The leader of criminal barristers on strike in England and Wales has urged Liz Truss’s lord chancellor to hold urgent talks to resolve the dispute over legal aid fees.
The Criminal Bar Association (CBA) has been angered by the refusal of Dominic Raab, who announced he was leaving the justice secretary post on Tuesday, to meet them since industrial action began in April. Its chair, Kirsty Brimelow, said it should be the immediate priority of his successor.
Barristers began their first indefinite all-out strike on Monday over demands for an immediate 25% increase in legal aid fees, after a fall in their real earnings of 28% since 2006.
The Ministry of Justice (MoJ) has offered 15% but it will apply only to new cases and, given a backlog of about 60,000 cases, Brimelow said it could be up to four years before CBA members see its fruits.
Addressing striking barristers in front of the supreme court in central London on Tuesday, Brimelow, who took over as CBA chair on Thursday, said the dispute could be settled in a couple of days if the government showed goodwill.
She said striking barristers shared the MoJ’s vision of a world-class criminal justice system, but added: “That vision cannot be realised without immediate investment into the people who actually are keeping the criminal justice going and not only keeping it going but delivering the high standards that we need in order to function as a civilised society and to function as a liberal democracy.
“So we urge the new secretary of state and lord chancellor to meet us tomorrow and to open negotiations to resolve the crisis, which has not been of barristers’ making.”
Later on Tuesday, appearing before MPs on the justice committee to discuss the strike, Brimelow was asked by the chair, Bob Neill, what engagement there had been with Raab.
She answered: “There’s been none,” adding: “There’s been no operative meetings in order to discuss, to drill down, to find points of commonality to reach some agreement.
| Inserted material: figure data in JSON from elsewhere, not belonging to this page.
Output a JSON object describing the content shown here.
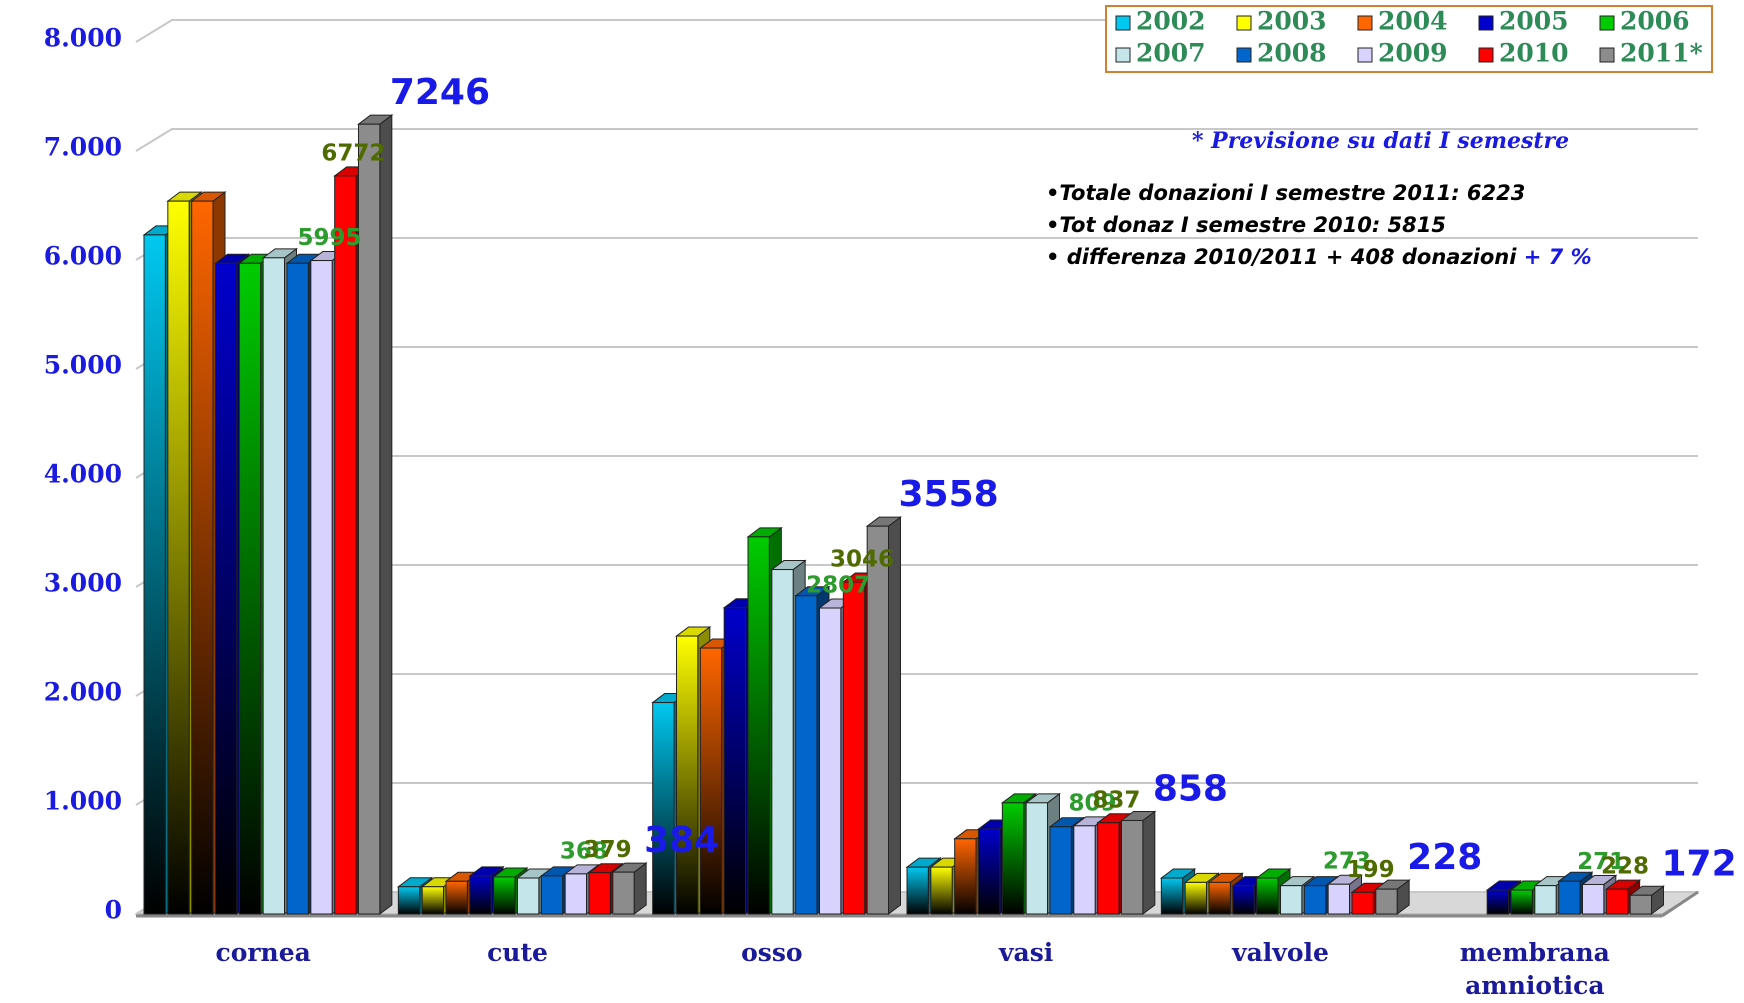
{
  "chart_data": {
    "type": "bar3d",
    "categories": [
      "cornea",
      "cute",
      "osso",
      "vasi",
      "valvole",
      "membrana amniotica"
    ],
    "ylim": [
      0,
      8000
    ],
    "yticks": [
      0,
      {
        "value": 1000,
        "label": "1.000"
      },
      {
        "value": 2000,
        "label": "2.000"
      },
      {
        "value": 3000,
        "label": "3.000"
      },
      {
        "value": 4000,
        "label": "4.000"
      },
      {
        "value": 5000,
        "label": "5.000"
      },
      {
        "value": 6000,
        "label": "6.000"
      },
      {
        "value": 7000,
        "label": "7.000"
      },
      {
        "value": 8000,
        "label": "8.000"
      }
    ],
    "grid": true,
    "legend": "top-right",
    "series": [
      {
        "name": "2002",
        "color": "#00c8f0",
        "gradient": true,
        "values": [
          6230,
          250,
          1940,
          430,
          330,
          null
        ]
      },
      {
        "name": "2003",
        "color": "#ffff00",
        "gradient": true,
        "values": [
          6540,
          250,
          2550,
          430,
          290,
          null
        ]
      },
      {
        "name": "2004",
        "color": "#ff6600",
        "gradient": true,
        "values": [
          6540,
          300,
          2440,
          690,
          290,
          null
        ]
      },
      {
        "name": "2005",
        "color": "#0000cc",
        "gradient": true,
        "values": [
          5970,
          350,
          2810,
          780,
          260,
          220
        ]
      },
      {
        "name": "2006",
        "color": "#00cc00",
        "gradient": true,
        "values": [
          5970,
          340,
          3460,
          1020,
          330,
          220
        ]
      },
      {
        "name": "2007",
        "color": "#c4e6ea",
        "gradient": false,
        "values": [
          6020,
          330,
          3160,
          1020,
          260,
          260
        ]
      },
      {
        "name": "2008",
        "color": "#0066cc",
        "gradient": false,
        "values": [
          5970,
          350,
          2920,
          800,
          260,
          300
        ]
      },
      {
        "name": "2009",
        "color": "#d8d2ff",
        "gradient": false,
        "label_color": "#2e9b2e",
        "values": [
          5995,
          368,
          2807,
          809,
          273,
          271
        ],
        "value_labels": [
          "5995",
          "368",
          "2807",
          "809",
          "273",
          "271"
        ]
      },
      {
        "name": "2010",
        "color": "#ff0000",
        "gradient": false,
        "label_color": "#4f6b00",
        "values": [
          6772,
          379,
          3046,
          837,
          199,
          228
        ],
        "value_labels": [
          "6772",
          "379",
          "3046",
          "837",
          "199",
          "228"
        ]
      },
      {
        "name": "2011*",
        "color": "#8c8c8c",
        "gradient": false,
        "label_color": "#1a1ae8",
        "big_labels": true,
        "values": [
          7246,
          384,
          3558,
          858,
          228,
          172
        ],
        "value_labels": [
          "7246",
          "384",
          "3558",
          "858",
          "228",
          "172"
        ]
      }
    ],
    "footnote": "* Previsione su dati I semestre",
    "notes": [
      {
        "text": "•Totale donazioni I semestre 2011: 6223"
      },
      {
        "text": "•Tot donaz I semestre 2010: 5815"
      },
      {
        "text": "• differenza 2010/2011 + 408 donazioni",
        "highlight": "+ 7 %"
      }
    ]
  }
}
There’s been nothing and we’ve been pushing for those meetings because none of the barristers actually want to not be in court. They’re all suffering as well, I should say, because they’re self employed … many are making very significant sacrifices.”
At the gathering opposite parliament, one of several taking part outside courts around the country, barristers spoke passionately about how stress, low pay and uncertain hours were driving advocates out of criminal practice. They warned that without change, women, people of colour and working-class barristers in particular would forgo the profession.
Anisha Kiri, whose parents fled war-torn Sri Lanka and who was called to the bar in 2020, said: “I ask myself all the time: ‘Why am I working so hard for so little? When can I pay my family back? When will I be able to buy a house?’ I’m so tired. Every case where I calculate how little I get paid for the amount of work I put in pushes me closer to quitting – I cannot go on.”
At the committee meeting, Alejandra Llorente Tascon, co-chair at the CBA young bar subcommittee, said she was paid £12,000 in her first year, declaring £4,000 to £5,000 on her tax return after expenses. “The fees are now so low that most … junior barristers are struggling to pay the student debt, are struggling to move out of their family homes, are struggling to pay travel and their general expenses to practise at the criminal bar,” she said.
Llorente Tascon said one of the biggest problems was that preparation work – outside courts – was unpaid, in a job in which there was no work-life balance. She said she had heard of one barristers’ chambers where out of six pupils (student barristers) five “did not complete their pupilage because they could not afford to stay at the criminal bar”, adding: “The one pupil that stayed, stayed for three months and then realised that they couldn’t afford it so they left.”
The MoJ has called the strike “irresponsible” and said it would harm victims. It claims the 15% fee increase will add about £7,000 to a typical barrister’s annual earnings.